If one were to take the position that only those things that Scripture specifically allows are allowable and those that Scripture does not specifically mention are prohibited, then the perimeters of musical practice in the New Testament would be very limited. There are two basic reasons why this cannot be the case and why the “philosophy” of church music in the New Testament is, in fact, exceedingly broad.
First, the Old Testament was still considered the scriptural authority for the early church (2 Tim. 3:16–17). Hence its broad principles and practices were normative, though now Christ-centered. Second, by maintaining the perspectives on righteousness, faith, and lawfulness inherent in God’s revelation throughout the Old Testament, the writers of the New Testament are careful to maintain these by extension. Hence Paul’s conclusion in Romans 14 that nothing is impure is an extension and a further filling out of the concept of the goodness of creation found early in Genesis.
To Paul, the ultimate right was to avoid the offense of one’s own conscience or that of one’s neighbor. The Judeo-Christian worldview is unique in that it refuses to locate moral causation in the created order. Rather, it places moral responsibility squarely within the human heart. For this reason, the Greek ethos, which says that both the creative and the created orders have an inherent power that implicitly allows humankind to locate virtue or its opposite, is by principle out of place in the Judeo-Christian worldview. Therefore, what the New Testament leaves unsaid about music has a healthy quality.

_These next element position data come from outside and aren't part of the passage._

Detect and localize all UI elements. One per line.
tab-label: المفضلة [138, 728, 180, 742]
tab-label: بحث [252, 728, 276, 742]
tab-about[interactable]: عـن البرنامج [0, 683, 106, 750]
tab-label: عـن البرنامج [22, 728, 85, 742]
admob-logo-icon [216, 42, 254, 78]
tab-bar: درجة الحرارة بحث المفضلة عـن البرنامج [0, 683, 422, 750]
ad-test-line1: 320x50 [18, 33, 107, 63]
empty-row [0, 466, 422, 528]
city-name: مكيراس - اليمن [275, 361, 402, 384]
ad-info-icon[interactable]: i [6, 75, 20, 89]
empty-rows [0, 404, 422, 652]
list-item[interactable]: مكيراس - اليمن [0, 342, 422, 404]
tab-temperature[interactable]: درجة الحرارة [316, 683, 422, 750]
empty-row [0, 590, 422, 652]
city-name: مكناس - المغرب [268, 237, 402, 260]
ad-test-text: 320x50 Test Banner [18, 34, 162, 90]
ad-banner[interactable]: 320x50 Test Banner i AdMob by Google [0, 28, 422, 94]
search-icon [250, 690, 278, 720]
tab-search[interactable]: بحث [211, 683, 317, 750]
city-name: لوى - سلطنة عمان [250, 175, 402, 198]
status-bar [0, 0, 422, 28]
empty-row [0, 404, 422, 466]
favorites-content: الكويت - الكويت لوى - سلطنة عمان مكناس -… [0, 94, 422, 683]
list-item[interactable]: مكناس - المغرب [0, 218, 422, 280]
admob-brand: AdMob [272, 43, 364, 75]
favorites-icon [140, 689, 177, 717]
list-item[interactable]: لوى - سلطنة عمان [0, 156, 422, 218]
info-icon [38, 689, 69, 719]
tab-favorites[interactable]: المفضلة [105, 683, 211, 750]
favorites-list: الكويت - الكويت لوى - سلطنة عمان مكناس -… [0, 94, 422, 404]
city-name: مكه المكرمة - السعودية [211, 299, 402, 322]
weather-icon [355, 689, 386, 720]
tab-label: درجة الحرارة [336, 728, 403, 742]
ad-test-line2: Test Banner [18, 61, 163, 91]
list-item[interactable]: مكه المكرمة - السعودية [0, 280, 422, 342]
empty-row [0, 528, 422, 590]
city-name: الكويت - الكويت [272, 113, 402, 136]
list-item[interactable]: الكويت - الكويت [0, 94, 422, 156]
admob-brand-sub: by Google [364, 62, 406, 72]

If such a view were an integral part of Paul’s worldview he would have insisted on the use of music as a powerful source in the overwhelming task of witness and persuasion the church took upon itself. Instead, people were to be persuaded alone by the words and actions of people and ultimately of the Holy Spirit. The gospel was to be preached as the “power of God for salvation” (Rom. 1:16). It seems obvious that Paul intended to keep clear of anything that, to the presuppositions of the unsaved, would have a power of its own and by virtue of this tincture the primary, essential power of the gospel.
Second, the church is instructed to use music, to address itself in psalms, hymns, and spiritual songs. If there are omissions concerning instrumental music or dance, they need not necessarily be construed as wrong. The primitive church was transient, temporarily quartered in homes, ships, beaches, and public squares. It often was hidden away from those who tried to stamp it out. It had no time for anything but the simplest musical devices and activities in its own worship.
More important, certain types of music might have been avoided, not because of an intrinsic wrongness, but by the strong associations in the minds of some that were brought from pre-Christian experiences. However, the governing Christian principle was that whatever was to be avoided was to be avoided because it would offend a weak conscience, not because it was empowered to change behavior.
The distinction therefore between the pagan concept of the empowerment of things and the Christian concept of discernment among things, none of which are impure in themselves (Rom. 14:14) and are not empowered, overrides any opinion that states that the early church set a standard in music that was rigid, unchangeable, and limited. The range of musical practice is rather to be construed as broadly as possible because it is based on a principle that speaks to a total way of life, including music.